Self adjointness of an elliptic differential operator Let $A:D(a)\to L^2(\mathbb{R}^n)$ be an elliptic partial differential operator
$$
A(f)=\sum_{i,j=1}^{\infty}\partial_{x_j}(a_{ij}(x)\partial_{x_i}f)
$$
where $a_{ij}\in C^{\infty}_b(\mathbb{R}^n)$, this means they are bounded continuously differentiable functions with bounded derivative of all orders.
Assume that there is a $c>0$ such that for every $y=(y_1,\ldots,y_n)$
$$
\sum_{i,j=1}^{n}a_{ij}(x)y_iy_j>c|y|^2,\ \text{for every $x$.}
$$
Assume also that $a_{ij}=a_{ji}$.
The question is how to prove that, on the domain $D(A)=H^2(\mathbb{R}^n)$, the operator $A$ is selfadjoint.
 A: We recall definitions first.

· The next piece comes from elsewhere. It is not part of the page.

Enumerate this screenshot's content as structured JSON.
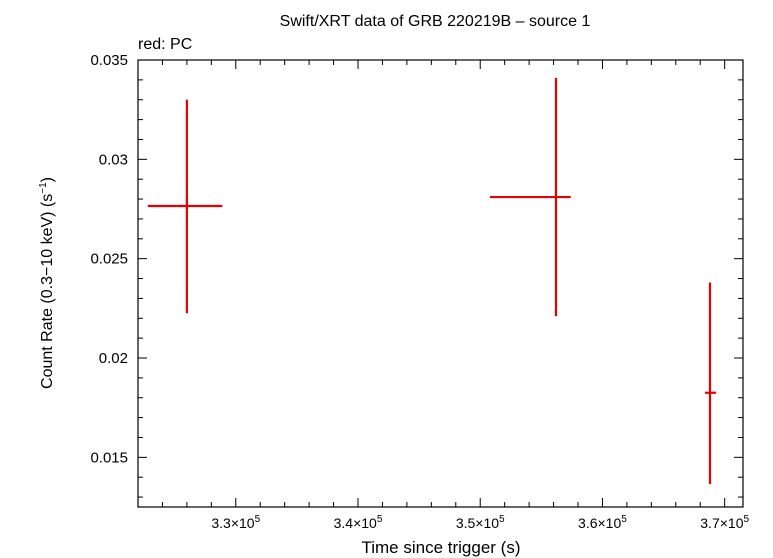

Let $H$ be a Hilbert space. A linear operator $A\colon D(A)\subset H\to H$ is said to be symmetric if 
\begin{equation}
(Af, g)=(f, Ag),\qquad \forall f, g\in D(A),
\end{equation}
and it is said to be self-adjoint if
\begin{equation}
D(A)=D(A^\star)\quad \text{and}\quad (Af, g)=(f, Ag),\quad \forall f,g\in D(A).
\end{equation}
Here $D(A^\star)$ is the biggest domain on which the adjoint operator $A^\star$ can be defined, that is 
\begin{equation}
D(A^\star)=\left\{g\in H\ |\ \text{the map }f\in D(A)\mapsto (Af, g)\ \text{is a continuous linear functional}\right\}\end{equation}
A self-adjoint operator is necessarily closed, meaning that its graph $\{(f, Af)\in D(A)\times H\}$ is a closed subset of $H\times H$. This is equivalent to the fact that $D(A)$ is a Banach space when equipped with the graph norm 
$$\lVert f\rVert_{G(A)}=\lVert f\rVert+\lVert Af\rVert,\qquad f\in D(A).$$
To prove that a symmetric operator is self-adjoint one can use the following criterion, named basic criterion of self-adjointess on Reed & Simon's Methods of Modern Mathematical Physics, volume I, Theorem VIII.3. 
Theorem. Let $A$ be symmetric. Then the following three statements are equivalent:


*

*$A$ is self-adjoint;

*$A$ is closed and $\ker(A^\star\pm i)=\{0\}$;

*$A\pm i$ are both surjective.


We will show that the operator $A$ given in the question is self-adjoint by proving that it satisfies property 2. First of all we note that $A$ is closed, because from elliptic regularity theory (see for example Evans's book on PDE, 2nd edition, §6.3.5) we have for the graph norm 
$$\lVert f\rVert_{G(A)}=\lVert f\rVert_{L^2}+\lVert Af\rVert_{L^2}\ge C\lVert f\rVert_{H^2},\qquad \forall f\in D(A),$$
so a $\lVert\cdot \rVert_{G(A)}$-Cauchy sequence is a $\lVert \cdot \rVert_{H^2}$-Cauchy sequence also and $D(A)$ is a Banach space with the graph norm. We now turn to the equation
\begin{equation}\tag{1}
(A^\star + i)f=0.
\end{equation}
We claim that any $f\in D(A^\star)$ satisfying \eqref{1} is necessarily null. Indeed, again by regularity theory we can observe that $f\in C^\infty$. So 
\begin{equation}
0=(A^\star+i)f=(A+i)f,
\end{equation}
and because of symmetry we have $\lVert (A+i)f\rVert_{L^2}^2=\lVert Af\rVert_{L^2}^2+\lVert f\rVert_{L^2}^2$, from which we conclude that $f\equiv 0$. We have thus proved that $A$ satisfies all properties of the basic criterion of self-adjointness.